What can be taken from the melange of biography, history and poetic imagery that has gone into the making of this particular reading of a very dense and complex text? It does not offer a neat set of ideas with which to open a poem like a can of tomatoes or even to act as a theoretical foundation for a new and different piece of writing. It does offer a powerful but fragile and very debatable way of thinking about time and the future: as the potential for change wrapped up, concealed, in an obscuring present moment, and as fuelled by the interaction between that impossible, dangerous present and equally fraught moments in the past.

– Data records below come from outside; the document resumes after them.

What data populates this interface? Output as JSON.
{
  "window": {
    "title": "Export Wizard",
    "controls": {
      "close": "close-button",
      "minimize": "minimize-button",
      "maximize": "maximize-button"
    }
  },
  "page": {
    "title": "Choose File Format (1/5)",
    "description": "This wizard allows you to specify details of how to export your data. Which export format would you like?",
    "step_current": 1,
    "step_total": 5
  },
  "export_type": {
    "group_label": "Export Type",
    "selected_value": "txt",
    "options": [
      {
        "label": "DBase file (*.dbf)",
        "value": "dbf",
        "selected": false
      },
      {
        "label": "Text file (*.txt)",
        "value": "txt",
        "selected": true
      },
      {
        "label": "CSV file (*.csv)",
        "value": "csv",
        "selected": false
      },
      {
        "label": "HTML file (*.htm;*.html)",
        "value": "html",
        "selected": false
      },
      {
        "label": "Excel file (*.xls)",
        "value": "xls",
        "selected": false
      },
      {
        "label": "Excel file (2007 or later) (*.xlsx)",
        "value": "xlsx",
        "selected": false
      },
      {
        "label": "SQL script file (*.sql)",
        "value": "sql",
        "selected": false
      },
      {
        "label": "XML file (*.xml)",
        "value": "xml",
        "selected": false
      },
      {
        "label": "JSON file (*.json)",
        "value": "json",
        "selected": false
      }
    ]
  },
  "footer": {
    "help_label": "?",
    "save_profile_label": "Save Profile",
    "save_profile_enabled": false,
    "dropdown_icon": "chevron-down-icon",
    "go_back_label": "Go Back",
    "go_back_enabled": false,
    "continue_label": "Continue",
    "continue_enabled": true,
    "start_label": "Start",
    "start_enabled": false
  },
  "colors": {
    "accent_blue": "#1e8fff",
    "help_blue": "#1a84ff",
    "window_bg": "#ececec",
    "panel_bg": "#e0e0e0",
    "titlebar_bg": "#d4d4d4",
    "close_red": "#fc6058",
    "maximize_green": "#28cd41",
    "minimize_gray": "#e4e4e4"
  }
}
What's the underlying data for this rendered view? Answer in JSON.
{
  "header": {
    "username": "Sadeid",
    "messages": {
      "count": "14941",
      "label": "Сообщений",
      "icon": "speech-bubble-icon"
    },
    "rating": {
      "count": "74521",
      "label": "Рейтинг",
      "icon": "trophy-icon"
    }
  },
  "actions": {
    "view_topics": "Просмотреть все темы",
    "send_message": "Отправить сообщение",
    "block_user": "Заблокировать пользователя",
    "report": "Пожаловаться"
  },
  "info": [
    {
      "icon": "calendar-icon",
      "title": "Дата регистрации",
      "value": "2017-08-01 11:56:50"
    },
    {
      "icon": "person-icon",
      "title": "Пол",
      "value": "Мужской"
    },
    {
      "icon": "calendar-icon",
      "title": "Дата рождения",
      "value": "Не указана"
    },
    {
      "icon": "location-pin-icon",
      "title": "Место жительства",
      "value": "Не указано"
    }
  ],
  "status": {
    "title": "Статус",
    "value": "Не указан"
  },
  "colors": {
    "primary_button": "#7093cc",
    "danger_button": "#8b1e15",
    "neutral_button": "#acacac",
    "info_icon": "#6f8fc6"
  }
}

The future, in Benjamin’s view, cannot be imagined or anticipated. By imagining the worst and failing to discern the forces with the potential for change locked away in the present, we open a path to despair. As Andrew Benjamin has written, hope is ‘the work of memory in the present, working to maintain the present . . . However, rather than providing an opening to the future and thus only ever being of the future, hope will form an integral part of the present’s constitution. In marking an ineliminable spacing within the present, a productive caesura, hope will as a consequence be of the present.’ (Andrew Benjamin 1997, p. 57).

Hope is all around us, concealed in the dense, resistant matter of the everyday. The task for Benjamin’s historical materialist, as for the rest of us, is to continue to work with what is around us, taking nothing for granted and holding in our minds the possibility of things being otherwise. To believe in the constant possibility of change is a version of Pascal’s wager: without hope, whether or not it turns out to be justified, the chance of change is lost. (When Bill McKibben recounts the research of British scientists and Kenyan farmers on a form of crop rotation which operates against the pests that are likely to increase with hotter weather, without the use of pesticides, he concludes: ‘To see this kind of ingenuity at work is to understand its power.’ (McKibben 2010, p. 170). Four thousand Kenyan farmers cannot reverse the on-going processes of climate change, but their work points to other and more sustainable ways of living.)

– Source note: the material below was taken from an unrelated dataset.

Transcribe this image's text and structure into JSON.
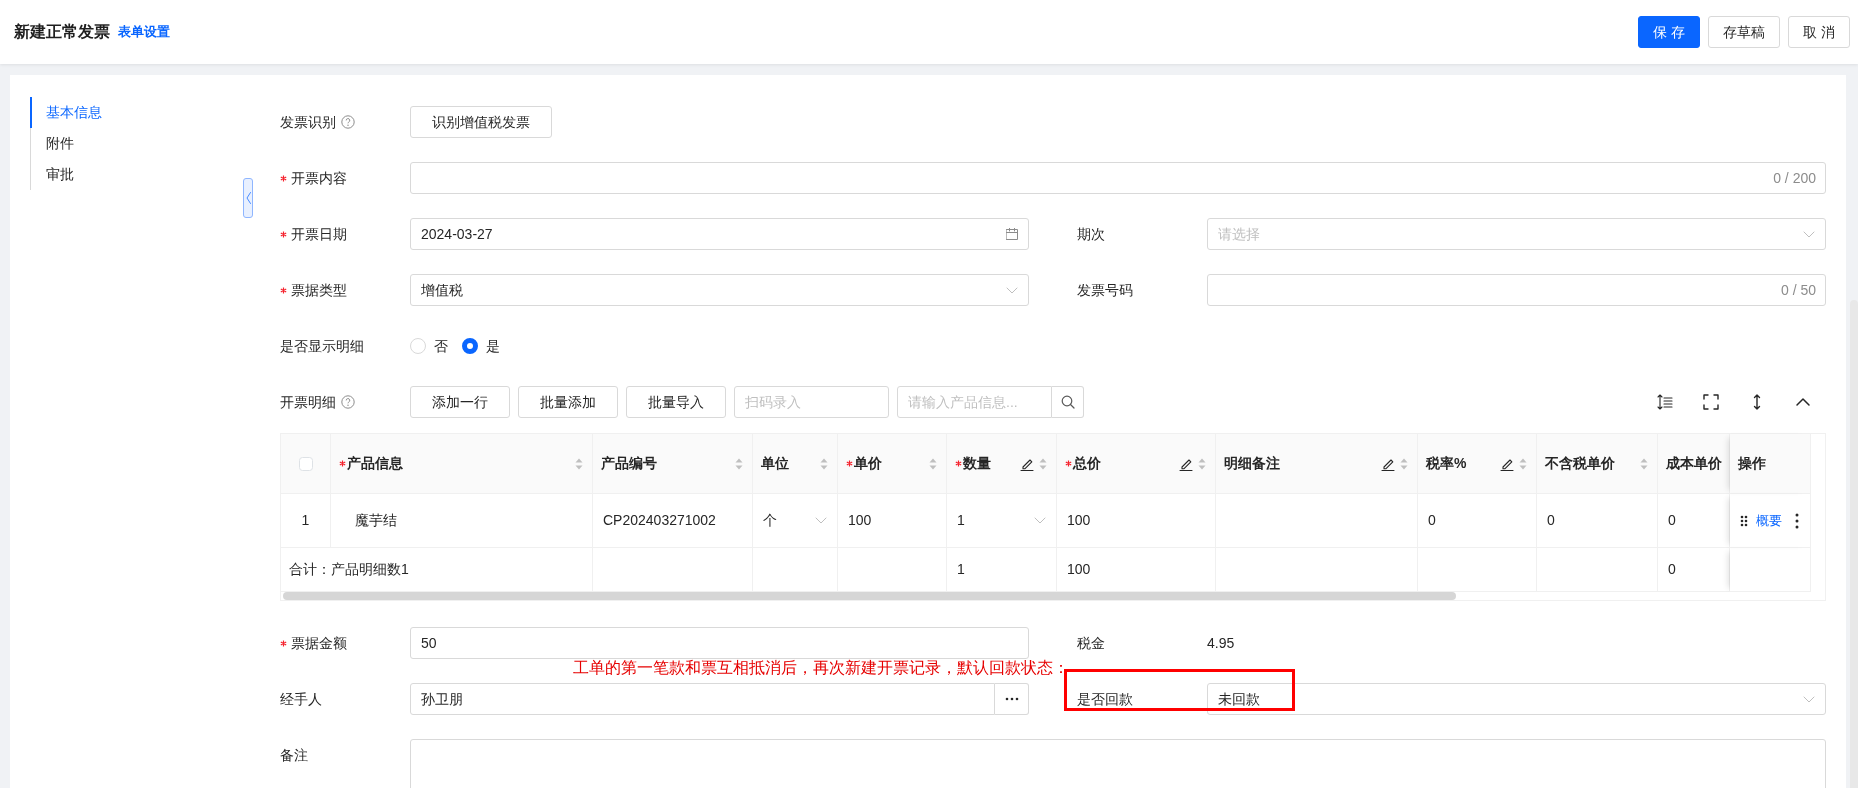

At the same time, Benjamin demonstrates in his constant self-interrogation – not to mention his difficult, conflicting friendships, and even after his death in the competitive struggle to define his memory – that for him any fixed sense of self is something to be avoided, even struggled against, and that it is between the various forms which the self is able to inhabit – in their arguments among themselves – that it becomes possible to interrogate the most fundamental assumptions on which we base our lives.

Finally, ‘On the Concept of History’ embodies a complex and subdued attack on fundamentalism in all its forms, whether of left or right, religious or secular. Historical materialism as driven by theology may well win every argument – and this applies whether Benjamin is talking about his volcanic friend Brecht or the monstrous Stalin or both – but it remains theological: a closed circuit, the forces of revolution fossilising into a distorted image of the powers they aim to displace; the opponent is absent. There are other kinds of historical materialism; and for Benjamin it seems to be in the open-ended encounter with other moments in history that it becomes possible to envision the present moment in a different light: one pointing to the possibility of dramatic, unimaginable change. This is how in the face of the most terrible times it may still be possible to move beyond despair: by fully inhabiting the present moment, in the full awareness of past struggles, victories and defeats.